Segnalazione certificata inizio attività

Ufficio: 
Sportello Unico dell'Edilizia

Ai sensi dell’art. 19 della Legge 241/1990 e dell’art. 5, comma 2 lettera c) del D.L. 70/2011 è adottato l’istituto della segnalazione certificata di inizio attività (SCIA) per gli interventi edilizi non riconducibili all’elenco di cui all’art. 10 e all’art. 6 del D.P.R. 380/2001.

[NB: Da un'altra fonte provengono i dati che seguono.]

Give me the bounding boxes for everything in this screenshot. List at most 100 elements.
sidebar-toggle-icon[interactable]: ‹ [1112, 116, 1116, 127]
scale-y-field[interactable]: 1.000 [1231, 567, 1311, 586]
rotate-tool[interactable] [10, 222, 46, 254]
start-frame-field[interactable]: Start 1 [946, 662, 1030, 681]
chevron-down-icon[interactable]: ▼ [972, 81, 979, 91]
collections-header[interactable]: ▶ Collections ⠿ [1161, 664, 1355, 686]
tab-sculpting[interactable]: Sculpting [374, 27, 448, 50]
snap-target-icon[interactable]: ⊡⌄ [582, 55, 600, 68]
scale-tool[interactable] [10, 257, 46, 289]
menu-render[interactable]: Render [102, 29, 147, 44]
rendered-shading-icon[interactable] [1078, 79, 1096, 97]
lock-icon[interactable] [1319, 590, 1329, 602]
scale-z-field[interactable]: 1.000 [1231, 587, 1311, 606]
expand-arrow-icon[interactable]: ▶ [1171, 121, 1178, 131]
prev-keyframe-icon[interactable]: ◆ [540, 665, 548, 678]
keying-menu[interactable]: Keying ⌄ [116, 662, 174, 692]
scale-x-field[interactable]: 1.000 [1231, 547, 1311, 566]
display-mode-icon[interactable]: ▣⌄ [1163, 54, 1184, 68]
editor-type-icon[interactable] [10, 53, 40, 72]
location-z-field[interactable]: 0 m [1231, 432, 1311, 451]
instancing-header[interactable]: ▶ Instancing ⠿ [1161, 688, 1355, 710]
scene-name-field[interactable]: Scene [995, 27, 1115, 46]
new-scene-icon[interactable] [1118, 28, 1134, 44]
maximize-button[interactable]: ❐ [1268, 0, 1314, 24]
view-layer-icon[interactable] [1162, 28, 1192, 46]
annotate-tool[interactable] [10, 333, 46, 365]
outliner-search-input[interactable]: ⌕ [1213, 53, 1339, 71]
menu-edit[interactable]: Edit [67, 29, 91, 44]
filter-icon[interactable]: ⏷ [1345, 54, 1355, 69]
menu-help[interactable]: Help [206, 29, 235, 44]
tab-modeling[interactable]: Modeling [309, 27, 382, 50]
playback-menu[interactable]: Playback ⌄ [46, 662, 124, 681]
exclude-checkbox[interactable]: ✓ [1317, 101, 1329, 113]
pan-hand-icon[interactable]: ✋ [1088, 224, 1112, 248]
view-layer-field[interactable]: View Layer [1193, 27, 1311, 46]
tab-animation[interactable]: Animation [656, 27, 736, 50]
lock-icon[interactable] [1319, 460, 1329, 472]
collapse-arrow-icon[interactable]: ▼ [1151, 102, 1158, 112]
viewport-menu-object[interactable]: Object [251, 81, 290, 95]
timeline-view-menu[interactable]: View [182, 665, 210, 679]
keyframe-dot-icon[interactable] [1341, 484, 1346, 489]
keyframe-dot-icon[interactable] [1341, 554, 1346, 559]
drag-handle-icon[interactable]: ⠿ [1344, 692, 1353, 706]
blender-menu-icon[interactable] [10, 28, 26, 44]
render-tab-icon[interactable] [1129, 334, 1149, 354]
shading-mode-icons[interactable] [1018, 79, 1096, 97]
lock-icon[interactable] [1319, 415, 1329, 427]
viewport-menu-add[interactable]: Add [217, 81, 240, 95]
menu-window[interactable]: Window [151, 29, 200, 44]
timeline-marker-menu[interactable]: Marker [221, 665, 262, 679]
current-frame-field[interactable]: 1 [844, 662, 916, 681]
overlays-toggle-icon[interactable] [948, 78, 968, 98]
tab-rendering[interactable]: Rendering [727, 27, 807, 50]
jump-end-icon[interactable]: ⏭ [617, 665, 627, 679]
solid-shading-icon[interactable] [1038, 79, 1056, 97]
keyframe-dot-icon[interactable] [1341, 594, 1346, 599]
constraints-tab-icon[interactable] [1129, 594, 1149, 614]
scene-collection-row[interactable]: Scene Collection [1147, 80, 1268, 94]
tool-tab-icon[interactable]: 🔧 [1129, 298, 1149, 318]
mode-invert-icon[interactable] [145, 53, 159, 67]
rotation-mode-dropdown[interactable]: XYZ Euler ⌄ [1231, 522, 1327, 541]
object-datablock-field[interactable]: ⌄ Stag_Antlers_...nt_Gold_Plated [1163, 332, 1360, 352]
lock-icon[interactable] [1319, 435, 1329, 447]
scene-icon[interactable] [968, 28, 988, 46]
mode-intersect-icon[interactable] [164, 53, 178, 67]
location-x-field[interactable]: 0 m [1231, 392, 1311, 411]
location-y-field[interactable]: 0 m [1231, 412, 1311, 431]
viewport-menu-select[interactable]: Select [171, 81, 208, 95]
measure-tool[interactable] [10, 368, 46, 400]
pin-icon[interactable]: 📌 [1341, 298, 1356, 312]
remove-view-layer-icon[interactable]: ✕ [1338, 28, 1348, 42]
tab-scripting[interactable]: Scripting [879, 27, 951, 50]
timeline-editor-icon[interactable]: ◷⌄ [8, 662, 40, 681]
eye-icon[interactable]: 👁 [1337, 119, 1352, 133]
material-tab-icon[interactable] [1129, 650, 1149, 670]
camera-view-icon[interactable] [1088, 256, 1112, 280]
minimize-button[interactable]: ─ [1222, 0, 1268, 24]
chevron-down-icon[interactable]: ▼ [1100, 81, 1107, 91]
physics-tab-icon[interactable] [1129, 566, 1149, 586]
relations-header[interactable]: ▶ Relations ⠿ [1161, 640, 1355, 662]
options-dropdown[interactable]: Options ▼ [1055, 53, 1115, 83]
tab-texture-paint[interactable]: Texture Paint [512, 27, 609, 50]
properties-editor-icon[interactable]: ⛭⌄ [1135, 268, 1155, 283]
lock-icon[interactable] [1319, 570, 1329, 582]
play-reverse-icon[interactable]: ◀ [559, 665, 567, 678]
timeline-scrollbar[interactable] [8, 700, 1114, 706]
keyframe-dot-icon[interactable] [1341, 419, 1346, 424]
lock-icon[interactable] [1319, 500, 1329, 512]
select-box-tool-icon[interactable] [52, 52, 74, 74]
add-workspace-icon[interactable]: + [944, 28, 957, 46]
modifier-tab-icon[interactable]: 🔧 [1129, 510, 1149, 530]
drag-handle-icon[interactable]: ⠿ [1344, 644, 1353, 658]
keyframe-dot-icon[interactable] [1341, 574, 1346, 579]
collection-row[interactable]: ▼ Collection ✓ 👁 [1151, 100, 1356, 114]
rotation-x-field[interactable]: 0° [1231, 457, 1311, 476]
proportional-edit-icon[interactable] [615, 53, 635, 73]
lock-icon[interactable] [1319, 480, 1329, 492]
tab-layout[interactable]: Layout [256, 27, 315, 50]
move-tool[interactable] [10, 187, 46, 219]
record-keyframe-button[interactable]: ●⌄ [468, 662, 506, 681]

A titolo esemplificato potranno essere realizzati mediante presentazione di SCIA i seguenti interventi:

  • interventi di restauro e risanamento conservativo;
  • i mutamenti di destinazione d’uso funzionale;
  • gli interventi di manutenzione straordinaria che riguardino parti strutturali dell’edificio o che modifichino i parametri urbanistici ed edilizi, e come tali non rientranti nell’ambito di applicazione dell’art. 6, c.2, del T.U. D.P.R. 380/2001 (relativo all’attività edilizia libera previa comunicazione inizio lavori);
  • i singoli interventi “strutturali” non costituenti un “insieme sistematico di opere” e quindi non qualificabili come “ristrutturazione edilizia”, quali ad esempio:

    1. il frazionamento di quella che in progetto approvato era un’unica unità in due o più distinte unità (con l’esecuzione di opere minime, esclusivamente “interne”, per ottenere la fisica separazione delle unità);

    2. L’accorpamento di quelle che in progetto approvato erano due o più unità in un’unica unità (con l’esecuzione di opere minime, esclusivamente “interne”, per ottenere la fusione fra le unità);
     
  • nel caso di interventi assentiti in forza di permesso di costruire o denuncia inizio attività, varianti che non incidano sugli indici urbanistici e sulle volumetrie, che non modifichino la destinazione d’uso e la categoria edilizia, non alterino la sagoma dell’edificio e non violino eventuali prescrizioni contenute nel permesso di costruire;
  • realizzazione di parcheggi al piano terra o nel sottosuolo di fabbricati anche in deroga ai vigenti strumenti urbanistici;
  • realizzazione di parcheggi ad uso esclusivo dei residenti nel sottosuolo di aree pertinenziale esterne al fabbricato purché non in contrasto con i piani urbani del traffico;

E' obbligatorio per legge indicare sulla segnalazione la ditta esecutrice dei lavori.

Per interventi su immobili sottoposti a vincolo è necessario allegare autorizzazione rilasciata dagli Enti competenti. Se la tutela del vincolo compete all'amministrazione comunale, la segnalazione acquisterà efficacia solo dopo emissione degli atti relativi al vincolo stesso, altrimenti decadrà.

Si rammenta che l’autorizzazione paesaggistica è comunque atto autonomo rispetto alla denuncia e va ottenuta presentando apposita istanza.

Si vuole sottolineare che il professionista, redattore delle relazioni e degli elaborati grafici, assume la qualità di esercente servizio di pubblica utilità, ai sensi e per gli effetti degli art. 359 e 481 del Codice Penale.

Per gli importi dei diritti di segreteria riferirsi alle specifiche tabelle.